Cheremnykh, Mikhail Mikhailovich

 

Born Oct. 18 (30), 1890, in Tomsk; died Aug. 7, 1962, in Moscow. Soviet graphic artist. People’s Artist of the RSFSR (1952); member of the Academy of Arts of the USSR (from 1958).

Cheremnykh studied with K. A. Korovin and S. V. Maliutin at the Moscow School of Painting, Sculpture, and Architecture from 1911 to 1917. He taught at the V. I. Surikov Moscow Art Institute from 1949 to 1962, becoming a professor there in 1950. Cheremnykh was the creator of the Okna ROSTA and one of the creators of the Okna TASS (seeOKNA ROSTA and OKNA TASS). He worked for several newspapers and for the magazines Krokodil (from 1922), Bezbozhnik u stanka, and Smekhach.

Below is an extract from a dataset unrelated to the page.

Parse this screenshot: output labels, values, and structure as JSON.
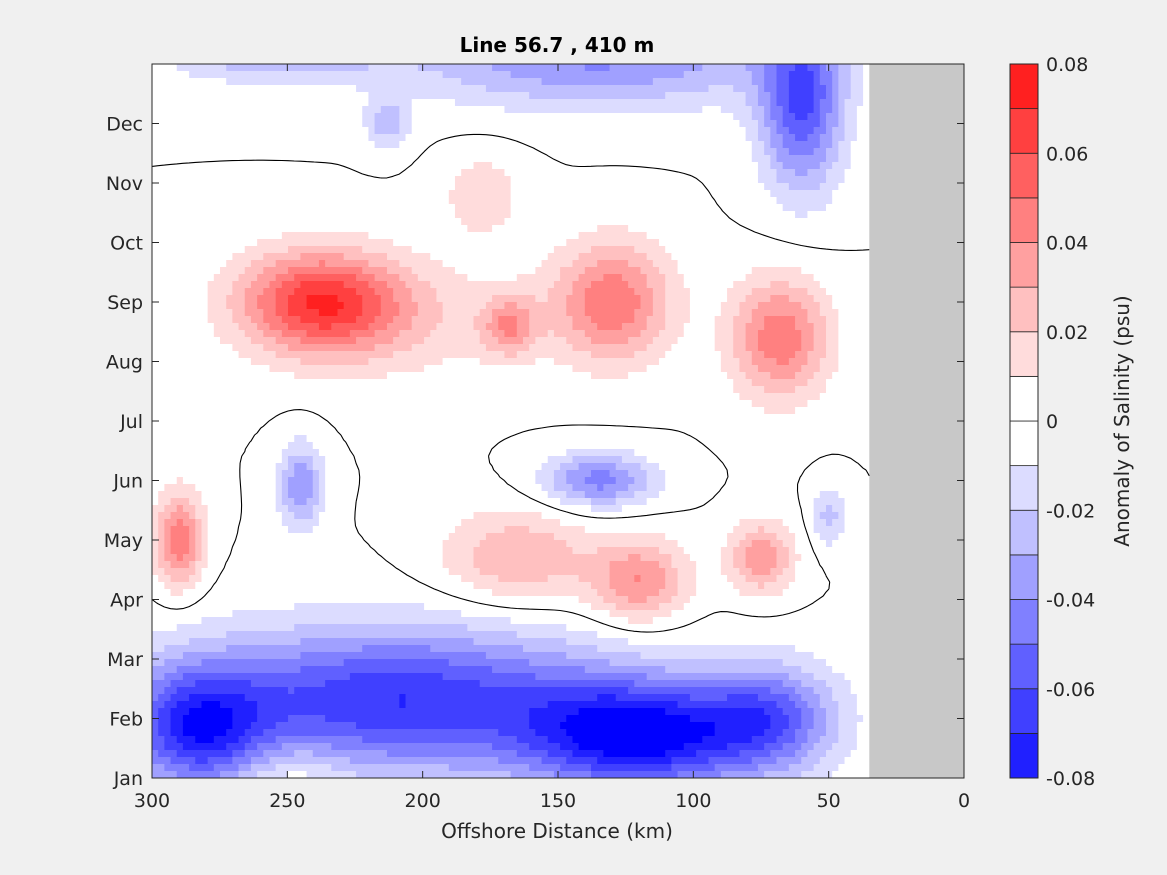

Cheremnykh’s work is rich in satiric allegory and symbolism, tending toward grotesque solutions that have a tremendous effect upon the viewer. In his posters and caricatures dealing with international and domestic topics, he frequently used montages of drawings devoted to related subjects and different graphic techniques (for example, simple stylized silhouetting or great tonal and linear detail). Examples of his posters are We Must Be Ready (Okna ROSTA, no. 744, 1920) and May the Antifascist World Front Increase That the Knife Might Fall From This Claw (1938). Cheremnykh also worked as a book illustrator (for example, drawings to the works of M. E. Saltykov-Shchedrin, charcoal and white pigment, 1936–39, Literary Museum, Moscow) and as a stage artist (for A. F. Pashchenko’s Madame de Pompadour, Leningrad Malyi Opera Theater, 1939). A recipient of the State Prize of the USSR in 1942, he was also awarded the Order of the Badge of Honor and various medals.

REFERENCES

[Kostin, V. I.] M. M. Cheremnykh. Moscow, 1957.
[Savostiuk, O., and B. Uspenskii.] M. M. Cheremnykh. [Moscow, 1970.]